For the month, 68.9 percent of all direct payments between South Korea and China and Hong Kong were in Renminbi, up from 32.8 percent from the same period last year, SWIFT said.
China is South Korea's most important trade partner, receiving nearly a third of the latter's exports, but South Korean companies have historically been underweight in the use of the Chinese currency.
That situation is set to change as a number of steps have been taken recently to boost the use of yuan currency between the two countries.
China's central bank assigned Bank of Communications , the country's fifth-biggest lender, as the yuan clearing bank in South Korea earlier this month.

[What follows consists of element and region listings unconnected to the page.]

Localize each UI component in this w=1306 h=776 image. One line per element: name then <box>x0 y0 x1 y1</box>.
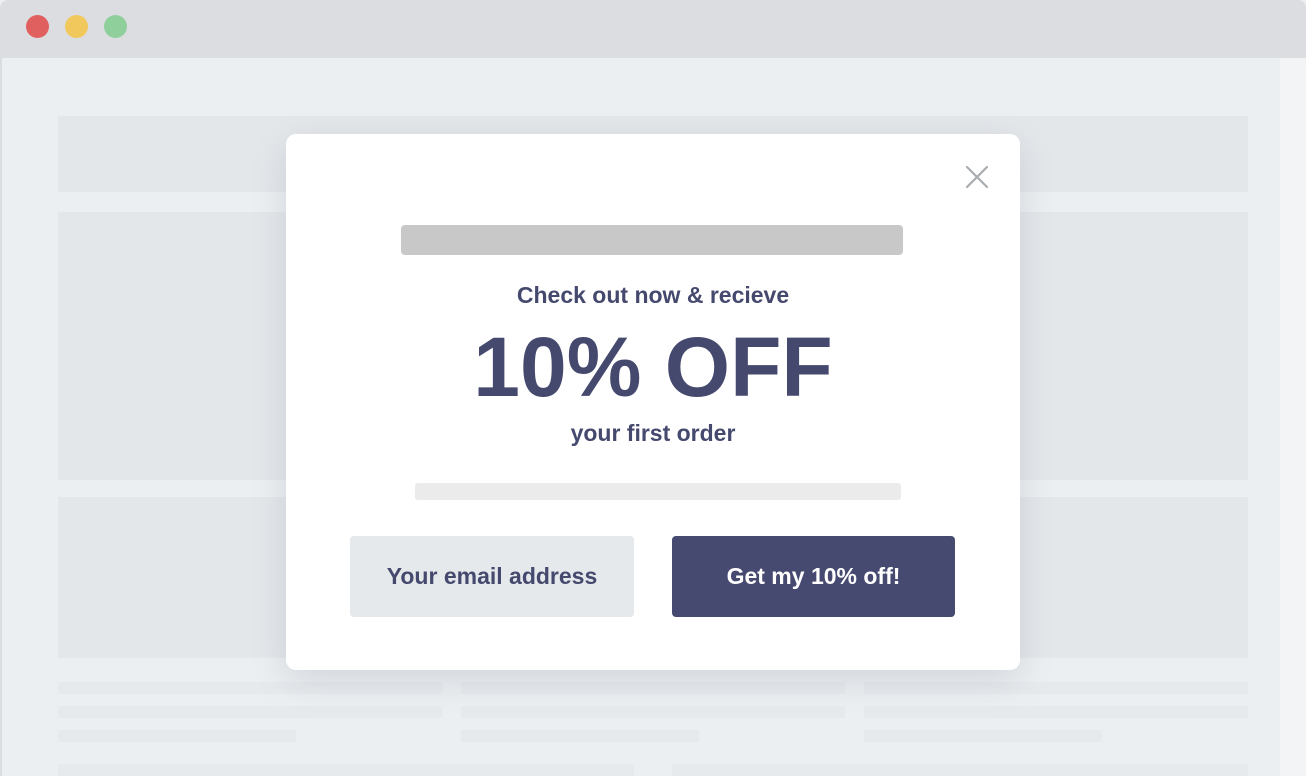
window-close-control[interactable] <box>26 15 49 38</box>
close-icon <box>965 165 989 189</box>
placeholder-logo-bar <box>401 225 903 255</box>
placeholder-text-line <box>864 706 1248 718</box>
window-right-edge <box>1280 58 1306 776</box>
window-maximize-control[interactable] <box>104 15 127 38</box>
placeholder-text-line <box>58 730 296 742</box>
placeholder-text-line <box>672 764 1248 776</box>
window-minimize-control[interactable] <box>65 15 88 38</box>
window-left-edge <box>0 58 2 776</box>
placeholder-divider-bar <box>415 483 901 500</box>
placeholder-text-line <box>461 730 699 742</box>
get-discount-button[interactable]: Get my 10% off! <box>672 536 955 617</box>
window-titlebar <box>0 0 1306 58</box>
popup-headline: 10% OFF <box>473 320 833 414</box>
placeholder-text-line <box>864 682 1248 694</box>
placeholder-text-line <box>58 706 442 718</box>
placeholder-text-line <box>461 682 845 694</box>
placeholder-text-line <box>58 764 634 776</box>
email-input[interactable]: Your email address <box>350 536 634 617</box>
popup-subline: your first order <box>570 420 736 446</box>
close-button[interactable] <box>964 164 990 190</box>
placeholder-text-line <box>461 706 845 718</box>
placeholder-text-line <box>864 730 1102 742</box>
placeholder-text-line <box>58 682 442 694</box>
browser-window: Check out now & recieve 10% OFF your fir… <box>0 0 1306 776</box>
discount-popup: Check out now & recieve 10% OFF your fir… <box>286 134 1020 670</box>
popup-eyebrow-text: Check out now & recieve <box>516 282 790 308</box>
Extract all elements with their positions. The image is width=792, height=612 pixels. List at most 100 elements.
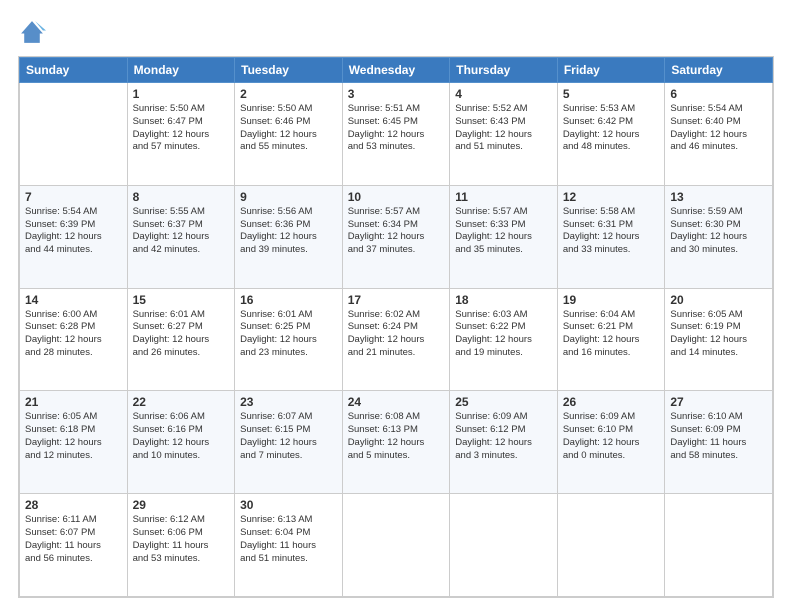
day-info: Sunrise: 6:05 AM Sunset: 6:18 PM Dayligh… — [25, 411, 122, 462]
calendar-cell: 3 Sunrise: 5:51 AM Sunset: 6:45 PM Daylig… — [342, 83, 450, 186]
day-info: Sunrise: 6:09 AM Sunset: 6:10 PM Dayligh… — [563, 411, 660, 462]
weekday-header-row: SundayMondayTuesdayWednesdayThursdayFrid… — [20, 58, 773, 83]
day-info: Sunrise: 5:50 AM Sunset: 6:46 PM Dayligh… — [240, 103, 337, 154]
calendar-cell — [665, 494, 773, 597]
day-info: Sunrise: 6:05 AM Sunset: 6:19 PM Dayligh… — [670, 309, 767, 360]
day-info: Sunrise: 5:58 AM Sunset: 6:31 PM Dayligh… — [563, 206, 660, 257]
day-number: 21 — [25, 395, 122, 409]
calendar-cell: 7 Sunrise: 5:54 AM Sunset: 6:39 PM Daylig… — [20, 185, 128, 288]
logo-icon — [18, 18, 46, 46]
calendar-cell: 15Sunrise: 6:01 AM Sunset: 6:27 PM Dayli… — [127, 288, 235, 391]
day-number: 13 — [670, 190, 767, 204]
calendar-header: SundayMondayTuesdayWednesdayThursdayFrid… — [20, 58, 773, 83]
day-info: Sunrise: 6:03 AM Sunset: 6:22 PM Dayligh… — [455, 309, 552, 360]
day-info: Sunrise: 5:54 AM Sunset: 6:39 PM Dayligh… — [25, 206, 122, 257]
week-row-4: 21 Sunrise: 6:05 AM Sunset: 6:18 PM Dayli… — [20, 391, 773, 494]
calendar-cell — [450, 494, 558, 597]
logo — [18, 18, 50, 46]
week-row-3: 14 Sunrise: 6:00 AM Sunset: 6:28 PM Dayli… — [20, 288, 773, 391]
calendar-cell: 26 Sunrise: 6:09 AM Sunset: 6:10 PM Dayli… — [557, 391, 665, 494]
day-number: 29 — [133, 498, 230, 512]
calendar-cell: 1 Sunrise: 5:50 AM Sunset: 6:47 PM Daylig… — [127, 83, 235, 186]
day-number: 17 — [348, 293, 445, 307]
day-info: Sunrise: 6:01 AM Sunset: 6:25 PM Dayligh… — [240, 309, 337, 360]
calendar-cell: 29Sunrise: 6:12 AM Sunset: 6:06 PM Dayli… — [127, 494, 235, 597]
day-info: Sunrise: 5:52 AM Sunset: 6:43 PM Dayligh… — [455, 103, 552, 154]
calendar-cell: 9 Sunrise: 5:56 AM Sunset: 6:36 PM Daylig… — [235, 185, 343, 288]
calendar-table: SundayMondayTuesdayWednesdayThursdayFrid… — [19, 57, 773, 597]
day-number: 22 — [133, 395, 230, 409]
calendar-cell: 2Sunrise: 5:50 AM Sunset: 6:46 PM Daylig… — [235, 83, 343, 186]
day-number: 3 — [348, 87, 445, 101]
calendar-cell: 11Sunrise: 5:57 AM Sunset: 6:33 PM Dayli… — [450, 185, 558, 288]
day-info: Sunrise: 5:51 AM Sunset: 6:45 PM Dayligh… — [348, 103, 445, 154]
calendar-cell: 19 Sunrise: 6:04 AM Sunset: 6:21 PM Dayli… — [557, 288, 665, 391]
day-number: 1 — [133, 87, 230, 101]
calendar-cell — [557, 494, 665, 597]
calendar-cell: 22Sunrise: 6:06 AM Sunset: 6:16 PM Dayli… — [127, 391, 235, 494]
calendar-cell: 8Sunrise: 5:55 AM Sunset: 6:37 PM Daylig… — [127, 185, 235, 288]
calendar-cell: 20 Sunrise: 6:05 AM Sunset: 6:19 PM Dayli… — [665, 288, 773, 391]
calendar-cell — [20, 83, 128, 186]
weekday-header-monday: Monday — [127, 58, 235, 83]
calendar-cell: 6Sunrise: 5:54 AM Sunset: 6:40 PM Daylig… — [665, 83, 773, 186]
weekday-header-thursday: Thursday — [450, 58, 558, 83]
calendar-cell: 28 Sunrise: 6:11 AM Sunset: 6:07 PM Dayli… — [20, 494, 128, 597]
calendar-cell: 18Sunrise: 6:03 AM Sunset: 6:22 PM Dayli… — [450, 288, 558, 391]
day-info: Sunrise: 5:50 AM Sunset: 6:47 PM Dayligh… — [133, 103, 230, 154]
calendar-cell: 24 Sunrise: 6:08 AM Sunset: 6:13 PM Dayli… — [342, 391, 450, 494]
calendar-cell: 14 Sunrise: 6:00 AM Sunset: 6:28 PM Dayli… — [20, 288, 128, 391]
calendar: SundayMondayTuesdayWednesdayThursdayFrid… — [18, 56, 774, 598]
day-info: Sunrise: 5:53 AM Sunset: 6:42 PM Dayligh… — [563, 103, 660, 154]
day-info: Sunrise: 5:57 AM Sunset: 6:34 PM Dayligh… — [348, 206, 445, 257]
weekday-header-friday: Friday — [557, 58, 665, 83]
day-number: 16 — [240, 293, 337, 307]
day-info: Sunrise: 5:55 AM Sunset: 6:37 PM Dayligh… — [133, 206, 230, 257]
calendar-cell: 27 Sunrise: 6:10 AM Sunset: 6:09 PM Dayli… — [665, 391, 773, 494]
day-info: Sunrise: 6:11 AM Sunset: 6:07 PM Dayligh… — [25, 514, 122, 565]
page: SundayMondayTuesdayWednesdayThursdayFrid… — [0, 0, 792, 612]
weekday-header-wednesday: Wednesday — [342, 58, 450, 83]
day-info: Sunrise: 6:10 AM Sunset: 6:09 PM Dayligh… — [670, 411, 767, 462]
day-number: 12 — [563, 190, 660, 204]
weekday-header-sunday: Sunday — [20, 58, 128, 83]
day-number: 24 — [348, 395, 445, 409]
day-number: 25 — [455, 395, 552, 409]
day-number: 19 — [563, 293, 660, 307]
weekday-header-tuesday: Tuesday — [235, 58, 343, 83]
day-number: 23 — [240, 395, 337, 409]
calendar-cell: 4 Sunrise: 5:52 AM Sunset: 6:43 PM Daylig… — [450, 83, 558, 186]
calendar-cell — [342, 494, 450, 597]
calendar-cell: 30Sunrise: 6:13 AM Sunset: 6:04 PM Dayli… — [235, 494, 343, 597]
day-number: 27 — [670, 395, 767, 409]
day-number: 9 — [240, 190, 337, 204]
week-row-5: 28 Sunrise: 6:11 AM Sunset: 6:07 PM Dayli… — [20, 494, 773, 597]
calendar-cell: 13 Sunrise: 5:59 AM Sunset: 6:30 PM Dayli… — [665, 185, 773, 288]
day-info: Sunrise: 6:09 AM Sunset: 6:12 PM Dayligh… — [455, 411, 552, 462]
day-number: 4 — [455, 87, 552, 101]
day-info: Sunrise: 6:07 AM Sunset: 6:15 PM Dayligh… — [240, 411, 337, 462]
calendar-cell: 25 Sunrise: 6:09 AM Sunset: 6:12 PM Dayli… — [450, 391, 558, 494]
day-info: Sunrise: 6:00 AM Sunset: 6:28 PM Dayligh… — [25, 309, 122, 360]
calendar-cell: 17Sunrise: 6:02 AM Sunset: 6:24 PM Dayli… — [342, 288, 450, 391]
calendar-cell: 21 Sunrise: 6:05 AM Sunset: 6:18 PM Dayli… — [20, 391, 128, 494]
day-number: 20 — [670, 293, 767, 307]
weekday-header-saturday: Saturday — [665, 58, 773, 83]
calendar-cell: 10Sunrise: 5:57 AM Sunset: 6:34 PM Dayli… — [342, 185, 450, 288]
calendar-body: 1 Sunrise: 5:50 AM Sunset: 6:47 PM Daylig… — [20, 83, 773, 597]
day-number: 26 — [563, 395, 660, 409]
calendar-cell: 5Sunrise: 5:53 AM Sunset: 6:42 PM Daylig… — [557, 83, 665, 186]
calendar-cell: 12 Sunrise: 5:58 AM Sunset: 6:31 PM Dayli… — [557, 185, 665, 288]
day-info: Sunrise: 5:59 AM Sunset: 6:30 PM Dayligh… — [670, 206, 767, 257]
week-row-2: 7 Sunrise: 5:54 AM Sunset: 6:39 PM Daylig… — [20, 185, 773, 288]
day-number: 28 — [25, 498, 122, 512]
day-number: 11 — [455, 190, 552, 204]
week-row-1: 1 Sunrise: 5:50 AM Sunset: 6:47 PM Daylig… — [20, 83, 773, 186]
day-info: Sunrise: 6:08 AM Sunset: 6:13 PM Dayligh… — [348, 411, 445, 462]
day-number: 30 — [240, 498, 337, 512]
day-info: Sunrise: 5:56 AM Sunset: 6:36 PM Dayligh… — [240, 206, 337, 257]
day-info: Sunrise: 6:04 AM Sunset: 6:21 PM Dayligh… — [563, 309, 660, 360]
day-number: 7 — [25, 190, 122, 204]
day-number: 14 — [25, 293, 122, 307]
day-number: 6 — [670, 87, 767, 101]
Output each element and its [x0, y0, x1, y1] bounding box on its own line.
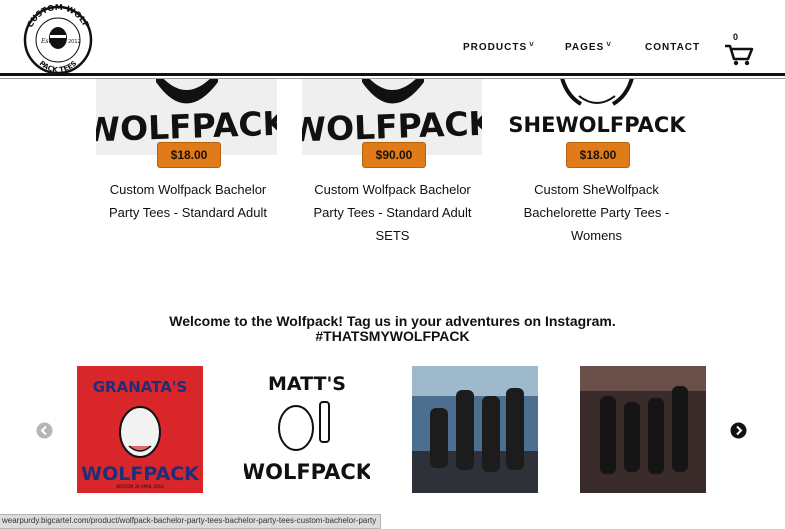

The world's second-largest economy also agreed to award an 80 billion yuan ($12.88 billion) licence for South Korea to invest in its capital markets and help launch direct trading of the yuan-won pair.
"Korean companies are increasingly attuned to RMB developments as part of their global trade and liquidity strategies and they're capitalising on the opportunities the currency provides," said Martin Tricaud, CEO for HSBC Korea.
Though a latecomer to participate in the offshore yuan business, the country's yuan pool has increased sharply in the past year thanks to the attractive yields the currency provides.
Yuan deposits at banks in South Korea inched up by a net $640 million in June to a record high of $11.97 billion, the 12th straight month for yuan deposits to reach a record high, according to data from the Bank of Korea.
That makes competition to become the next biggest offshore yuan hub after Hong Kong fiercer as Beijing accelerates the pace of yuan activities in more countries and allows more foreign investors to enter its domestic market.
Singapore still led renminbi payments in June with a market share of 28.4 percent, followed by the UK at 22.5 percent, and the United States at 10.8 percent, SWIFT said.
In June, the yuan reinforced its position as the seventh most active currency for global payments and accounted for 1.55 percent of payments worldwide.